Hasil ini mengantar Indonesia menorehkan salah satu performa tandang terbaik sepanjang sejarah keikutsertaan di SEA Games.
Secara statistik, raihan 91 emas di Thailand menjadi jumlah medali emas terbanyak ketiga yang pernah diraih Indonesia ketika tidak berstatus tuan rumah sejak pertama kali tampil di SEA Games 1977.
Catatan terbaik masih dipegang SEA Games Kuala Lumpur 1989 dengan 102 emas, disusul Manila 1991 yang menghasilkan 92 emas.
Prestasi di Thailand juga tercatat sebagai yang paling sukses dalam 32 tahun terakhir saat Indonesia tampil sebagai peserta tamu.
Torehan ini melampaui hasil SEA Games Singapura 1993, di mana Indonesia kala itu mengoleksi 88 emas.
Capaian impresif tersebut mendapat apresiasi dari pengamat olahraga Gatot S. Dewa Broto, yang menilai Indonesia mulai kembali ke jalur kejayaan di kancah olahraga Asia Tenggara.
“Tampil di SEA Games ketika bukan kita tuan rumahnya memang masih menjadi tantangan berat selama ini. Sejak SEA Games Singapura 1993, kita tidak pernah lagi berhasil membawa pulang lebih dari 88 emas. Di SEA Games Kamboja sebelumnya, kita hanya bisa mendekati saja dengan jumlah 87 emas. Jika selama ini kita hanya bisa bermimpi kapan kita akan kembali ke masa kejayaan di kancah olahraga Asia Tenggara, inilah saatnya. Kita sudah berhasil lepas dari mimpi buruk selama 32 tahun terakhir saat menjadi peserta tamu SEA Games,” ujar Gatot.
Lebih lanjut, Gatot berharap hasil di Thailand menjadi bahan bakar motivasi bagi para atlet nasional ketika kembali ke pemusatan latihan, khususnya dalam menatap Asian Games 2026 dan Olimpiade 2028.
“Tentu rekor baru dalam keikutsertaan kita di ajang multi event tidak hanya berhenti di sini. Kita harus ciptakan lagi sejarah baru dengan pencapaian tersukses di Asian Games mendatang. Sehingga pulang dari Thailand nanti harus dilakukan evaluasi dengan seksama untuk memetakan mana cabang-cabang olahraga yang menjadi kekuatan kita di pentas Asia, seperti apa proses persiapan yang efektif karena kita hanya punya waktu kurang dari sembilan bulan untuk berlaga di Asian Games. Ini motivasi yang baik untuk melecut para atlet agar terjaga tekad, fokus dan konsentrasinya,” urainya.
Apresiasi serupa juga disampaikan Noviantika Nasution, Ketua Umum PB Perbasi periode 2006–2010. Ia menilai pencapaian SEA Games 2025 menjadi pengobat rindu atas dominasi Indonesia di Asia Tenggara.

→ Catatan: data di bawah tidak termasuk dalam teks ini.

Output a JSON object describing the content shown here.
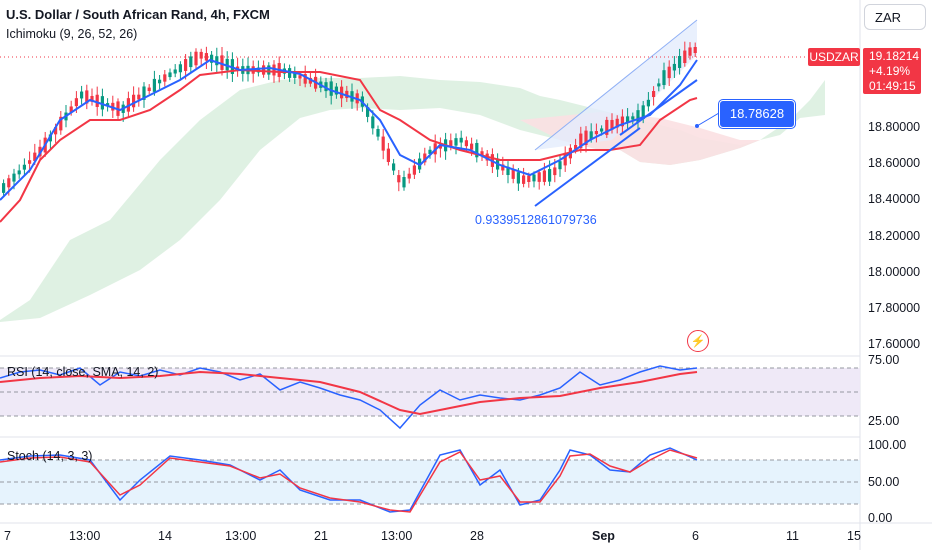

“Pencapaian Indonesia di SEA Games kali ini sungguh membanggakan. Sudah lama sekali kita tidak mendengarkan lagu kebangsaan Indonesia Raya dikumandangkan sebanyak ini pada cabang-cabang olahraga bergengsi. Hasil 91 emas ini merupakan penyejuk hati dan pengobat rindu akan kekuatan kita untuk kembali berbicara di ajang multi events seperti SEA Games ini. Melihat hasil ini, kita harus percaya diri kita bisa kembali mencetak rekor positif baru di Asian Games 2026,” kata Noviantika.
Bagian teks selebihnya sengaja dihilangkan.